Мурлыкая под нос ту же мелодию, что на всю мощь гремела в квартире, Маринка, как была, в одном белье, притащила косметичку и начала краситься. Аста облетела всю квартиру и убедилась, что Маринка была в полном одиночестве. Видимо, её родители уехали куда-то на все выходные.

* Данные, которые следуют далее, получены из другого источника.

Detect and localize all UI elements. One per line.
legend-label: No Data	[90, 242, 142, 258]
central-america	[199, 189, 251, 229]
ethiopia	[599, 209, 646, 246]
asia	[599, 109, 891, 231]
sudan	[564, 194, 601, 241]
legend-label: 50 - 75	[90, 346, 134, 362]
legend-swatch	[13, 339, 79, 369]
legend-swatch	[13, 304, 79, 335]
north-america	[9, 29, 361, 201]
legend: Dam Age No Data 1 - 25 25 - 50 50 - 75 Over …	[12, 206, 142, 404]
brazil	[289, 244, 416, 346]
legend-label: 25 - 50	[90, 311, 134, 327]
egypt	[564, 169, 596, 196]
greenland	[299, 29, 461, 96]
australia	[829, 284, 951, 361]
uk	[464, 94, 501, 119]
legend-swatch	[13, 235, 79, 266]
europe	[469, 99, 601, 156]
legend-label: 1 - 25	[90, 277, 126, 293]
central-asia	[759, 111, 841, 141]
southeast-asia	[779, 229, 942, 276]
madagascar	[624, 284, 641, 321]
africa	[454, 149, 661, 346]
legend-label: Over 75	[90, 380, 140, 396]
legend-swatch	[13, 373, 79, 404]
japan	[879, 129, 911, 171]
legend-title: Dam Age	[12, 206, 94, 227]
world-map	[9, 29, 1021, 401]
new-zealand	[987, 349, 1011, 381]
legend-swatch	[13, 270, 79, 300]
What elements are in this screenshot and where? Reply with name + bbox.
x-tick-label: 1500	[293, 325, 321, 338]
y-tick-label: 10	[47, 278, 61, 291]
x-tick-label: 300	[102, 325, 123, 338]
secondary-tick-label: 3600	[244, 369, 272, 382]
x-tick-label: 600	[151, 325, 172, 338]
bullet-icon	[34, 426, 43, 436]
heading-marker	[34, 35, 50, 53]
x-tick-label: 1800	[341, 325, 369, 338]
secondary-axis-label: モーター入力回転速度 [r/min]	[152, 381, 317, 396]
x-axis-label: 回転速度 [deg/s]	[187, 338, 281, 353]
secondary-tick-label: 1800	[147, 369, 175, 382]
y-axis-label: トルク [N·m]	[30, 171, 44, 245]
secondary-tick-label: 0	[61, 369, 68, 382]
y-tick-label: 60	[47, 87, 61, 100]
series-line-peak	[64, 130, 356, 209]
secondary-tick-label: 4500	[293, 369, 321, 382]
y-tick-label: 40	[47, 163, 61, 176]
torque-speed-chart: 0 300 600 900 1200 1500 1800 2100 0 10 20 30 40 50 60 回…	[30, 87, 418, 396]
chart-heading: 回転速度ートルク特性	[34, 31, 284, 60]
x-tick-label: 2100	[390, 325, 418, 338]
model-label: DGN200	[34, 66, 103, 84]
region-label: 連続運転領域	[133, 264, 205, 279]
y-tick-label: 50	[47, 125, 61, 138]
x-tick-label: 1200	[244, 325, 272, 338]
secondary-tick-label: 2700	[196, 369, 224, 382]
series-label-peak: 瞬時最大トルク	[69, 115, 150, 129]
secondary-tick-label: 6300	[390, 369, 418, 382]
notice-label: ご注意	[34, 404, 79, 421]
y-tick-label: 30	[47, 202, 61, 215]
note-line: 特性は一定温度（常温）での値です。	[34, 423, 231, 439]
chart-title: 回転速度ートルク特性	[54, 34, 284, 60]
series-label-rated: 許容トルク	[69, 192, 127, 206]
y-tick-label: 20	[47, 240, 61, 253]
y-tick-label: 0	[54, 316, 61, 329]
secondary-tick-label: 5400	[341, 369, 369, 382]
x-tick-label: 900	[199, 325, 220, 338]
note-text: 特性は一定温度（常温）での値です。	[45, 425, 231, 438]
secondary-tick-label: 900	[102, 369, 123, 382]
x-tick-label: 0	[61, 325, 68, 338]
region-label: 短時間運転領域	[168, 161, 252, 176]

Неужели она действительно...
Аста даже помотала головой, настолько мелькнувшая мысль показалась ей дикой. Нет, это бред. Подумать смешно.
Ну зачем Маринке соблазнять Пашку?
Нет, Аста могла допустить, что он ей и правда нравится. Пусть Маринка никогда ничего не говорила на этот счёт, наоборот, подшучивала, мол, он влюблён в Женьку.
Но такая обстоятельная подготовка... сексуальное бельё, броский макияж, приглушённый свет во всей квартире, музыка и даже алкоголь — в гостиной был накрыт стол, в середине стояла бутылка вина, а рядом бросал жёлтые отсветы на скатерть дорогой коньяк. Всё это доказывало: Маринка настроена на боевой лад.
Аста зависла перед этим столом, сжимая кулаки. Если бы она могла, сейчас снесла бы всё, просто смахнула бы отсюда все эти бутылки, стоявшие наготове тарелки и высокие незажжённые свечи. Что за романтический ужин?!
Почему вдруг Пашка? В конце концов... это нечестно!
У Маринки целый мир обычных парней — выбирай не хочу. Она симпатичная и с хорошей фигурой, только поманить — любой заинтересуется. Зачем ей Пашка? Зачем ей единственный якорь Асты? Хотя дело даже не в том, что он якорь. Аста просто не хотела отдавать его — никому.
Она метнулась обратно в комнату. Маринка уже закончила с косметикой и успела одеться: в тёмно-зелёное обтягивающее фигуру платье с открытыми плечами. Довольно простое, однотонное, без дополнительных рюшей и вставок — и именно поэтому убийственное.
Маринка довольно заулыбалась, глядя на своё отражение — а невидимая Аста за её спиной почувствовала, как её будто схватили за сердце ледяными пальцами. Платье не скрывало ни одной выпуклости, ни одного изгиба тоненькой аппетитной фигурки. Рыжие волосы, крупными локонами спадавшие на спину, на тёмно-зелёной ткани смотрелись ещё ярче, а Маринкины голубые глаза мерцали, словно прозрачные аквамарины.